Je lui dirais que l’ergothérapie fait une différence positive dans la vie des gens. Que c’est un métier qui présente une vision positive et holistique de la personne en se concentrant sur ce qu’elle peut accomplir plutôt que sur ses incapacités. Que c’est une profession qui permet de potentialiser les capacités des individus. Je lui dirais aussi que l’ergothérapie aide à déployer sa créativité et sa capacité à s’adapter à toutes sortes de contextes. Il ne faut pas craindre d’expérimenter et d’adapter les interventions à la réalité des personnes rencontrées. L’écoute du client et de sa famille est essentielle, car les pistes d’amélioration viennent souvent d’eux et doivent être centrées sur eux. L’ergothérapie nécessite un travail de collaboration avec les autres professionnels de la santé. Il faut donc aimer travailler en équipe. De plus, il faut avoir une vision globale de l’individu pris en charge. Il faut être en mesure de prendre en compte tous les éléments qui interfèrent ou ont interféré dans sa vie pour être en mesure d’apporter des moyens concrets qui lui feront retrouver le maximum d’autonomie et de qualité de vie. De ce fait, le praticien en ergothérapie doit posséder une bonne capacité d’observation et de synthèse. L’écoute et l’empathie sont aussi des qualités prépondérantes et essentielles dans l’exercice de ce métier.

Question
Constatez-vous une évolution de votre métier?
Réponse

Même s’il y a encore du chemin à faire, la compréhension des différents mandats que peuvent exercer les ergothérapeutes, tend à se définir. Les recherches en ergothérapie sont très prometteuses. L’Ordre des ergothérapeutes du Québec (OEQ) s’active présentement à positionner le rôle contemporain des ergothérapeutes auprès des instances de gouvernance et à guider ses membres vers une pratique servant au mieux le public. Du chemin reste à parcourir afin que l’ergothérapie se reconnaisse elle-même et soit reconnue comme une profession distincte qui possède une expertise large et différente des autres professions apparentées en santé.
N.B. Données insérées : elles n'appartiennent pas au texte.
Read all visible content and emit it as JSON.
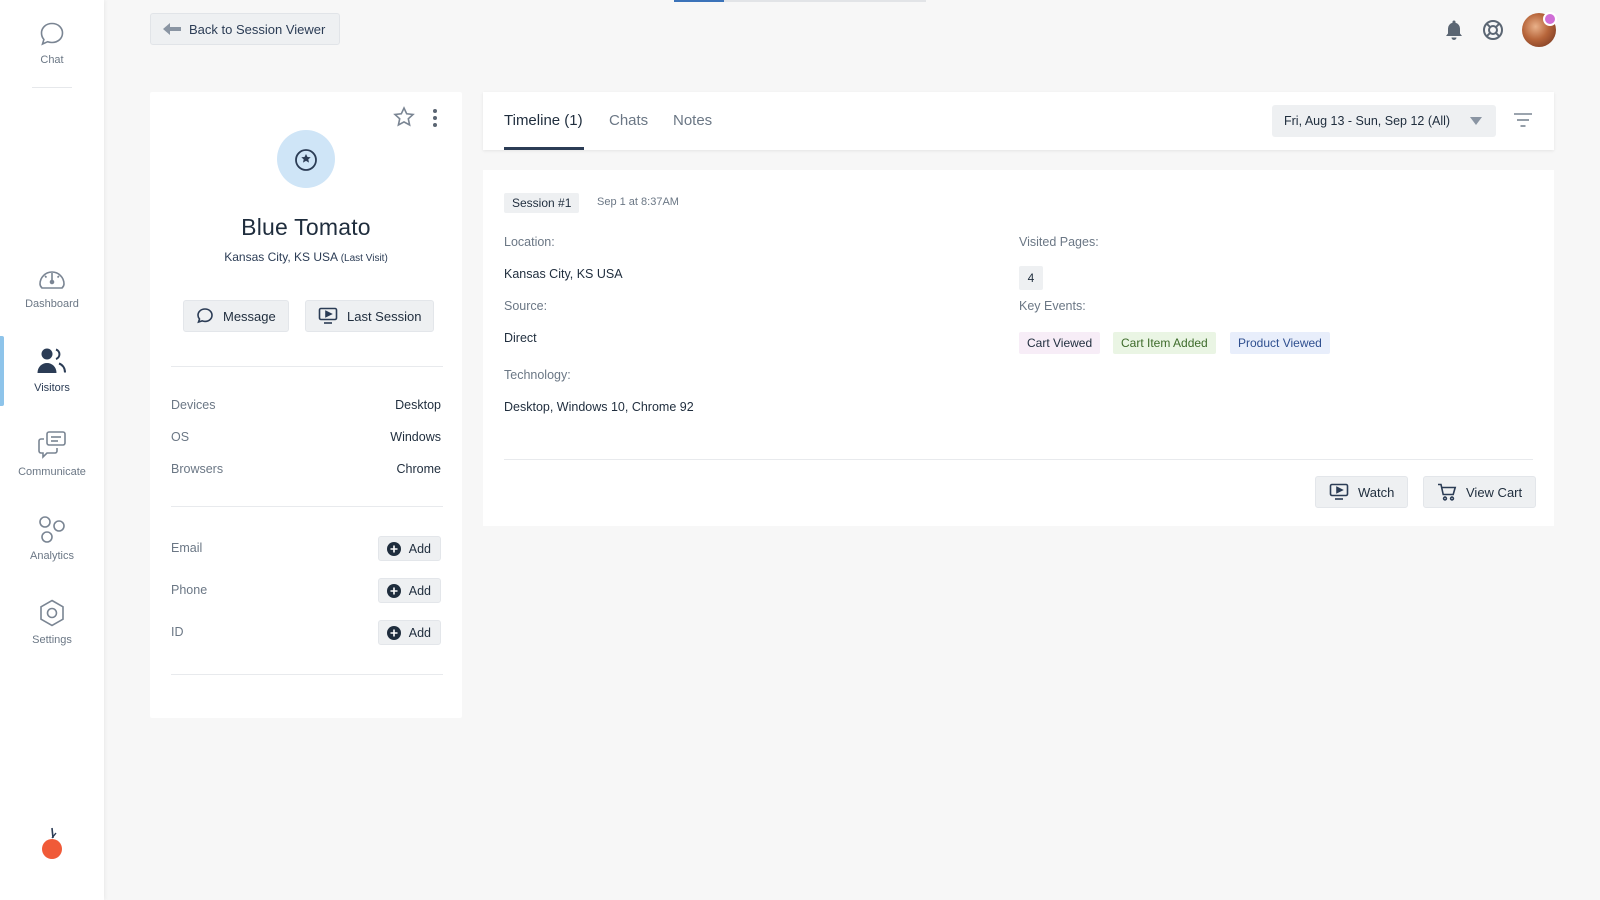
{
  "sidebar": {
    "items": [
      {
        "label": "Chat",
        "icon": "chat-bubble-icon"
      },
      {
        "label": "Dashboard",
        "icon": "speedometer-icon"
      },
      {
        "label": "Visitors",
        "icon": "people-icon"
      },
      {
        "label": "Communicate",
        "icon": "messages-icon"
      },
      {
        "label": "Analytics",
        "icon": "analytics-circles-icon"
      },
      {
        "label": "Settings",
        "icon": "hexagon-gear-icon"
      }
    ],
    "active": "Visitors",
    "logo_icon": "tomato-logo-icon"
  },
  "header": {
    "back_label": "Back to Session Viewer",
    "icons": [
      "bell-icon",
      "help-lifebuoy-icon"
    ],
    "avatar_status_color": "#d06ed6"
  },
  "profile": {
    "name": "Blue Tomato",
    "location": "Kansas City, KS USA",
    "location_note": "(Last Visit)",
    "message_label": "Message",
    "last_session_label": "Last Session",
    "details": [
      {
        "label": "Devices",
        "value": "Desktop"
      },
      {
        "label": "OS",
        "value": "Windows"
      },
      {
        "label": "Browsers",
        "value": "Chrome"
      }
    ],
    "contacts": [
      {
        "label": "Email",
        "action": "Add"
      },
      {
        "label": "Phone",
        "action": "Add"
      },
      {
        "label": "ID",
        "action": "Add"
      }
    ]
  },
  "tabs": {
    "items": [
      "Timeline (1)",
      "Chats",
      "Notes"
    ],
    "active": "Timeline (1)",
    "date_range": "Fri, Aug 13 - Sun, Sep 12 (All)"
  },
  "session": {
    "badge": "Session #1",
    "time": "Sep 1 at 8:37AM",
    "location_label": "Location:",
    "location_value": "Kansas City, KS USA",
    "source_label": "Source:",
    "source_value": "Direct",
    "technology_label": "Technology:",
    "technology_value": "Desktop, Windows 10, Chrome 92",
    "visited_pages_label": "Visited Pages:",
    "visited_pages_value": "4",
    "key_events_label": "Key Events:",
    "key_events": [
      {
        "label": "Cart Viewed",
        "bg": "#f7edf7",
        "color": "#1f2d3d"
      },
      {
        "label": "Cart Item Added",
        "bg": "#eaf5e4",
        "color": "#3d6b2a"
      },
      {
        "label": "Product Viewed",
        "bg": "#e8eefb",
        "color": "#2f4f8f"
      }
    ],
    "watch_label": "Watch",
    "view_cart_label": "View Cart"
  },
  "colors": {
    "accent": "#8ec4ea",
    "text_dark": "#1f2d3d",
    "text_muted": "#6b7785"
  }
}
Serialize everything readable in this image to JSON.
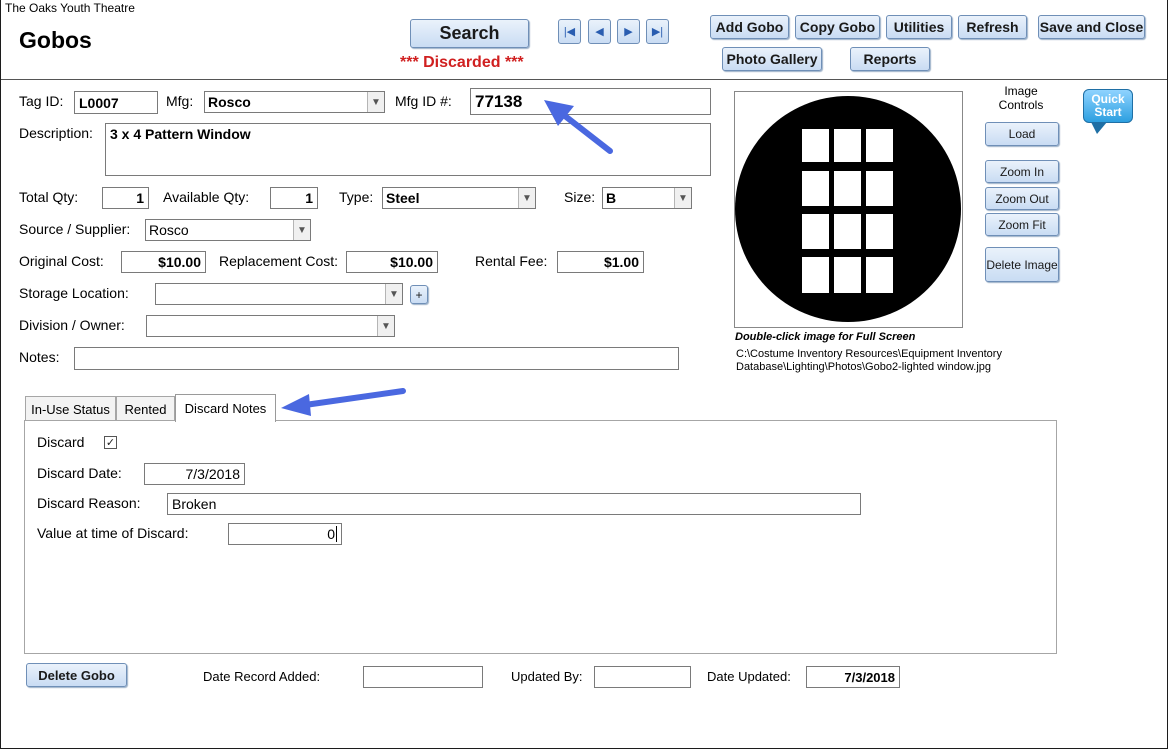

Mais plus la clientèle, les intervenants et la population dans son ensemble sera consciente des possibilités du plein exercice de la profession d’ergothérapeute, et que les structures organisationnelles permettront la réalisation des mandats, plus nous pourrons contribuer à redonner de la dignité et une meilleure qualité de vie aux personnes qui ont des défis à relever dans l’actualisation de leurs habitudes de vie.